特征匹配批量处理字符串混淆
记一次通过匹配字符串解密函数的特征以批量去除字符串混淆
前言
在学习Angr去混淆的时候学到了去除字符串混淆,于是找了个demo来测试一下学习得怎么样,本文主要还是使用IDAPython来静态去除字符串混淆,demo中有多个字符串解密函数,使用的方法是通过匹配解密函数特征,批量定位解密函数并获取对应的data和key进行解密
demo仓库:Jeremiah-gdut/obf-demo
demo:goron-cse-miniz-example3
TODO
- 实现解密结果直接patch到对应变量
正则表达式
解决这个demo的字符串混淆用到了正则表达式,之前并没有学习过这个内容,所以记录一下正则表达式的知识点
正则表达式(Regular Expression,简称 Regex)是一种用于描述字符串匹配规则的文本模式。它通过特定的语法规则,可以高效地实现文本的搜索、匹配、替换和提取操作。在文本特征匹配中,正则表达式能快速定位符合特定模式的内容(如邮箱、电话号码、日期等),是处理文本数据的核心工具之一。
一、正则表达式核心语法
正则表达式由普通字符(如字母、数字)和元字符(特殊符号)组成,以下是关键语法元素:
1. 基础元字符
| 元字符 | 作用 | 示例 |
|---|---|---|
. | 匹配任意单个字符(除换行符) | a.c → “abc”, “a3c” |
^ | 匹配字符串开头 | ^start → 匹配以 “start” 开头的行 |
$ | 匹配字符串结尾 | end$ → 匹配以 “end” 结尾的行 |
\d | 匹配数字(等价于 [0-9]) | \d{3} → “123” |
\w | 匹配字母、数字或下划线 | \w+ → “user123” |
\s | 匹配空白字符(空格、制表符等) | \s+ → 匹配连续空格 |
2. 量词(控制重复次数)
| 量词 | 作用 | 示例 |
|---|---|---|
* | 匹配前一个元素 0 次或多次 | ab*c → “ac”, “abbc” |
+ | 匹配前一个元素 1 次或多次 | a+b → “ab”, “aaab” |
? | 匹配前一个元素 0 次或 1 次 | colou?r → “color” 或 “colour” |
{n} | 精确匹配前一个元素 n 次 | \d{4} → “2023” |
{n,m} | 匹配前一个元素 n 到 m 次 | a{2,4} → “aa”, “aaaa” |
3. 字符类与分组
| 语法 | 作用 | 示例 |
|---|---|---|
[abc] | 匹配括号内的任意字符 | [aeiou] → 匹配任意元音字母 |
[^abc] | 匹配不在括号内的任意字符 | [^0-9] → 匹配非数字字符 |
(abc) | 分组,捕获匹配的内容 | (ab)+ → 匹配 “abab” |
(转义)| | 逻辑“或” | cat | dog → 匹配 “cat” 或 “dog” |
4. 转义字符
| 符号 | 作用 |
|---|---|
\ | 转义特殊字符(如 \. 匹配真正的点号) |
\b | 匹配单词边界(如 \bword\b 匹配独立的 “word”) |
使用到的IDA API
idautils.Functions()这个IDA的API返回函数地址的列表idaapi.decompile(func_ea)这个API可以获取到func_ea地址处的函数的反编译代码idautils.XrefsTo(funcaddr)获取当前地址的交叉引用idc.get_func_name(funcaddr)获取当前地址的函数名(符号)idaapi.get_bytes(addr, length)获取addr处length个字节的数据
分析demo解密函数的特征

基本上所有的字符串解密函数都长这个样,只有key的长度和data的长度不一样,所以我们需要找出解密函数的共同特征
特征分析
主要提取反编译代码中的字符串
^ *,++,while,!= 1,%
于是可以写出对应的查找函数find_all_encode
- return : 加密函数地址的列表
import idaapi
import idautils
def find_all_encode():
'''
find all encode function
'''
func_addr = []
for func in idautils.Functions():
features = ['^ *', '!= 1', '++', '%', 'while']
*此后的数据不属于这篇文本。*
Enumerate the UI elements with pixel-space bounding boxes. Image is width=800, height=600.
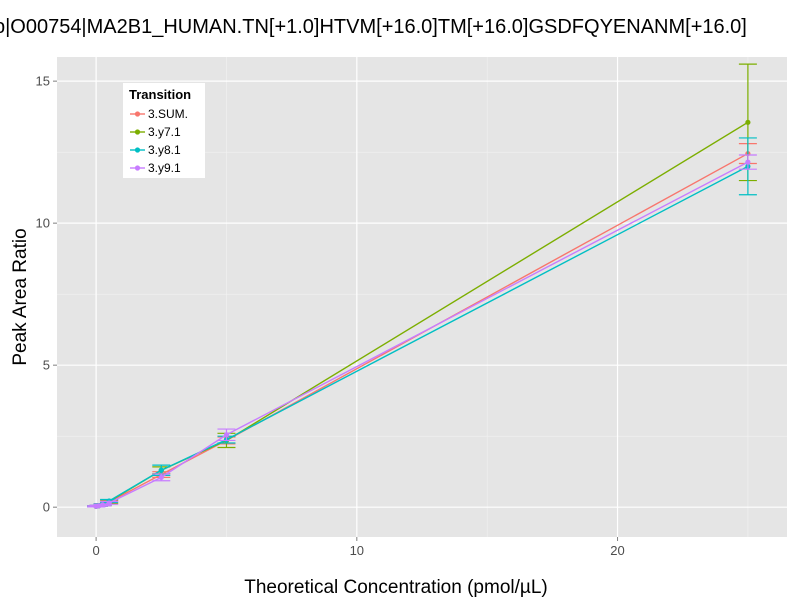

func_code = str(idaapi.decompile(func))
if all(feature in func_code for feature in features):
func_addr.append(func)
return func_addr
提取密文及密钥长度
简单分析函数之后可以发现密文及密钥的长度位置是固定的,因此可以通过特征匹配来提取两者的长度
*(a2 + v2 % 0x10u): % 后面是密钥的长度key_lengthwhile ( v2 != 50 ): while循环中的判定条件是密文的长度data_length- 密文和密钥在同一个全局变量中,前
key_length个字节是密钥,后面是密文
那么可以用正则表达式匹配对应的字符串写出对应的提取函数extract
import re
def search_key_length(text):
'''
search keylength
'''
pattern = r"%[\s]*(0x[0-9a-fA-F]+|\d+)"
length = re.search(pattern, str(text))
if length:
val = length.group(1)
if val.startswith('0x'):
return int(val, 16)
else:
return int(val)
return None
def search_data_length(text):
'''
search data length
'''
pattern = r"while\s*\([^)]*!=\s*((?:0x[0-9a-fA-F]+)|\d+)[^)]*\)"
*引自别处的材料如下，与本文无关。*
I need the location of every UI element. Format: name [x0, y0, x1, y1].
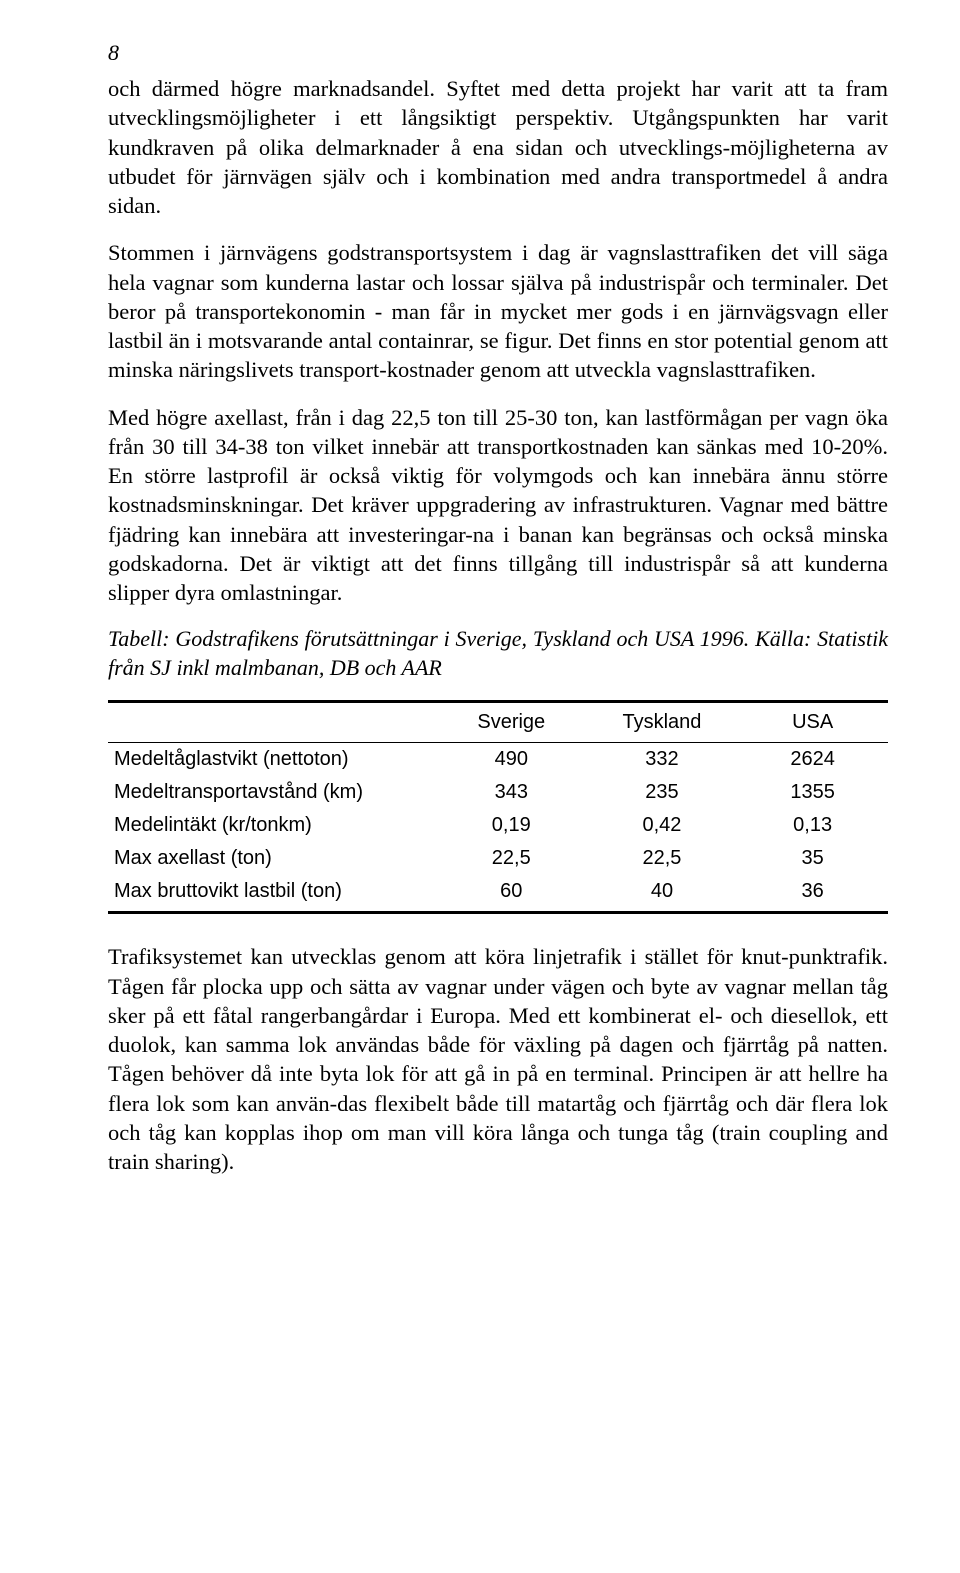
- table-cell: Medeltransportavstånd (km): [108, 776, 436, 809]
- table-cell: 343: [436, 776, 587, 809]
- table-row: Max bruttovikt lastbil (ton) 60 40 36: [108, 875, 888, 913]
- table-cell: 235: [587, 776, 738, 809]
- table-row: Medelintäkt (kr/tonkm) 0,19 0,42 0,13: [108, 809, 888, 842]
- table-header-cell: USA: [737, 702, 888, 743]
- table-cell: Medelintäkt (kr/tonkm): [108, 809, 436, 842]
- table-cell: 2624: [737, 743, 888, 777]
- table-cell: 1355: [737, 776, 888, 809]
- table-caption: Tabell: Godstrafikens förutsättningar i …: [108, 625, 888, 682]
- table-cell: 0,13: [737, 809, 888, 842]
- table-row: Max axellast (ton) 22,5 22,5 35: [108, 842, 888, 875]
- table-cell: 22,5: [436, 842, 587, 875]
- table-cell: 0,42: [587, 809, 738, 842]
- table-header-row: Sverige Tyskland USA: [108, 702, 888, 743]
- table-header-cell: [108, 702, 436, 743]
- table-cell: 35: [737, 842, 888, 875]
- table-cell: 332: [587, 743, 738, 777]
- table-cell: 36: [737, 875, 888, 913]
- table-header-cell: Sverige: [436, 702, 587, 743]
- table-cell: Max axellast (ton): [108, 842, 436, 875]
- table-cell: 40: [587, 875, 738, 913]
- table-row: Medeltransportavstånd (km) 343 235 1355: [108, 776, 888, 809]
- paragraph-2: Stommen i järnvägens godstransportsystem…: [108, 238, 888, 384]
- paragraph-1: och därmed högre marknadsandel. Syftet m…: [108, 74, 888, 220]
- table-cell: Max bruttovikt lastbil (ton): [108, 875, 436, 913]
- paragraph-3: Med högre axellast, från i dag 22,5 ton …: [108, 403, 888, 608]
- paragraph-4: Trafiksystemet kan utvecklas genom att k…: [108, 942, 888, 1176]
- table-cell: 22,5: [587, 842, 738, 875]
- table-row: Medeltåglastvikt (nettoton) 490 332 2624: [108, 743, 888, 777]
- data-table: Sverige Tyskland USA Medeltåglastvikt (n…: [108, 700, 888, 914]
- table-cell: Medeltåglastvikt (nettoton): [108, 743, 436, 777]
- table-cell: 60: [436, 875, 587, 913]
- table-header-cell: Tyskland: [587, 702, 738, 743]
- page-number: 8: [108, 40, 888, 66]
- document-page: 8 och därmed högre marknadsandel. Syftet…: [0, 0, 960, 1244]
- table-cell: 490: [436, 743, 587, 777]
- table-cell: 0,19: [436, 809, 587, 842]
length = re.search(pattern, str(text))
if length:
val = length.group(1)
if val.startswith('0x'):
return int(val, 16)
else:
return int(val)
return None
def extract(funcaddr):
'''
extract data and key
'''
funccode = str(idaapi.decompile(funcaddr))
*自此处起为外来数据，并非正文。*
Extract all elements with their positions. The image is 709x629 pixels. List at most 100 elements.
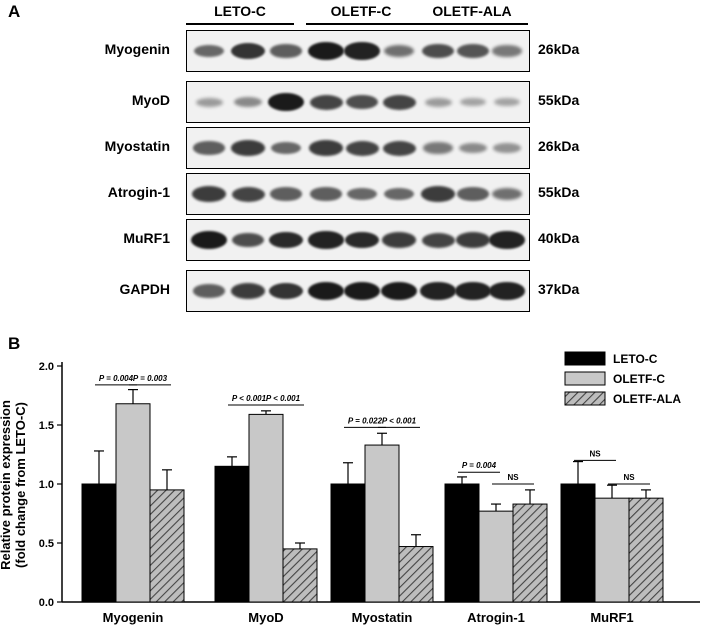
blot-band	[309, 94, 343, 110]
significance-label: P < 0.001	[232, 394, 267, 403]
bar-chart: Relative protein expression (fold change…	[0, 351, 700, 625]
group-line-leto-c	[186, 23, 294, 25]
blot-kda-murf1: 40kDa	[538, 230, 580, 246]
blot-band	[193, 141, 225, 155]
blot-label-gapdh: GAPDH	[119, 281, 170, 297]
bar-oletf-c	[478, 510, 514, 603]
blot-band	[308, 231, 344, 249]
bar-oletf-c	[364, 444, 400, 603]
blot-band	[270, 141, 302, 155]
blot-kda-myod: 55kDa	[538, 92, 580, 108]
blot-band	[382, 94, 416, 110]
legend-swatch-oletf-ala	[564, 391, 606, 406]
significance-label: NS	[507, 473, 519, 482]
y-tick-label: 0.5	[39, 538, 54, 550]
blot-band	[192, 186, 226, 202]
legend-swatch-leto-c	[564, 351, 606, 366]
blot-image-gapdh	[186, 270, 530, 312]
significance-label: P = 0.022	[348, 416, 383, 425]
blot-band	[191, 231, 227, 249]
y-tick-label: 0.0	[39, 597, 54, 609]
blot-band	[308, 282, 344, 300]
blot-band	[231, 283, 265, 299]
blot-band	[457, 187, 489, 201]
blot-band	[231, 232, 265, 248]
blot-label-myostatin: Myostatin	[104, 138, 170, 154]
blot-band	[382, 232, 416, 248]
blot-kda-myostatin: 26kDa	[538, 138, 580, 154]
bar-leto-c	[214, 465, 250, 603]
bar-oletf-c	[594, 497, 630, 603]
blot-band	[421, 186, 455, 202]
significance-label: P < 0.001	[266, 394, 301, 403]
blot-band	[345, 140, 379, 156]
group-label-oletf-ala: OLETF-ALA	[432, 3, 512, 19]
blot-image-atrogin-1	[186, 173, 530, 215]
group-line-oletf-c	[306, 23, 416, 25]
bar-oletf-ala	[628, 497, 664, 603]
blot-band	[345, 94, 379, 110]
blot-band	[421, 43, 455, 59]
blot-band	[459, 97, 487, 107]
y-axis-label-line2: (fold change from LETO-C)	[13, 402, 28, 568]
x-tick-label: Myogenin	[103, 610, 164, 625]
blot-image-murf1	[186, 219, 530, 261]
blot-band	[381, 282, 417, 300]
blot-band	[195, 97, 223, 107]
blot-label-myod: MyoD	[131, 92, 170, 108]
legend-swatch-oletf-c	[564, 371, 606, 386]
blot-band	[268, 93, 304, 111]
bar-oletf-ala	[512, 503, 548, 603]
panel-a-letter: A	[8, 2, 21, 21]
blot-band	[424, 97, 452, 107]
significance-label: NS	[589, 449, 601, 458]
blot-band	[193, 44, 225, 58]
blot-band	[308, 42, 344, 60]
blot-band	[423, 142, 453, 154]
group-line-oletf-ala	[416, 23, 528, 25]
legend-label-oletf-ala: OLETF-ALA	[613, 392, 681, 406]
bar-oletf-c	[115, 403, 151, 603]
y-axis-label-line1: Relative protein expression	[0, 400, 13, 570]
blot-band	[457, 44, 489, 58]
bar-leto-c	[330, 483, 366, 603]
group-label-leto-c: LETO-C	[214, 3, 266, 19]
panel-b-letter: B	[8, 334, 21, 353]
blot-image-myostatin	[186, 127, 530, 169]
x-tick-label: Atrogin-1	[467, 610, 525, 625]
y-tick-label: 1.0	[39, 479, 54, 491]
blot-image-myod	[186, 81, 530, 123]
blot-band	[344, 231, 380, 249]
blot-band	[268, 282, 304, 300]
blot-label-atrogin-1: Atrogin-1	[107, 184, 170, 200]
y-tick-label: 2.0	[39, 361, 54, 373]
blot-band	[344, 42, 380, 60]
blot-band	[420, 282, 456, 300]
significance-label: P = 0.003	[133, 374, 168, 383]
blot-band	[455, 282, 491, 300]
blot-band	[383, 187, 415, 201]
blot-band	[493, 143, 521, 153]
legend-label-leto-c: LETO-C	[613, 352, 658, 366]
significance-label: P = 0.004	[462, 461, 497, 470]
blot-band	[310, 187, 342, 201]
blot-band	[421, 232, 455, 248]
bar-oletf-ala	[282, 548, 318, 603]
blot-band	[270, 44, 302, 58]
blot-label-murf1: MuRF1	[123, 230, 170, 246]
blot-band	[193, 284, 225, 298]
blot-band	[493, 97, 521, 107]
bar-oletf-ala	[398, 546, 434, 603]
blot-band	[456, 232, 490, 248]
bar-leto-c	[81, 483, 117, 603]
x-tick-label: MuRF1	[590, 610, 633, 625]
x-tick-label: Myostatin	[352, 610, 413, 625]
blot-band	[489, 231, 525, 249]
significance-label: P < 0.001	[382, 416, 417, 425]
blot-band	[231, 140, 265, 156]
blot-band	[346, 187, 378, 201]
blot-band	[384, 45, 414, 57]
blot-image-myogenin	[186, 30, 530, 72]
bar-leto-c	[444, 483, 480, 603]
blot-label-myogenin: Myogenin	[104, 41, 170, 57]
for line in funccode.split('\n'):
if 'while' in line:
datalen = search_data_length(line)
if '%' in line:
keylen = search_key_length(line)
return keylen, datalen
定位全局变量的地址
前面我们分析了密文和密钥的长度,为了能够自动化批量解密字符串,我们还需要找到存储密文的地址和解密后密文的地址,有了IDA提供的API我们可以很轻松的找到对应的位置。
思路
- 对
find_all_encode函数中得到的加密函数的地址进行交叉引用,得到调用处的地址 - 解析调用处的文本,通过正则匹配提取对应全局变量的地址,如下图

import idc
def Xref_to_data_and_key(funcaddr, N=2):
'''
find xref to data and key
'''
xrefs = [ref.frm for ref in idautils.XrefsTo(funcaddr)]
funcname = idc.get_func_name(funcaddr)
result = []
for xref in xrefs:
dec = idaapi.decompile(xref)
if dec is None:
continue
dec_str = str(dec)
lines = dec_str.split('\n')
call_line = [i for i, line in enumerate(lines) if funcname in line]
for line in call_line:
context = lines[max(0, line-N):min(len(lines), line+N+1)]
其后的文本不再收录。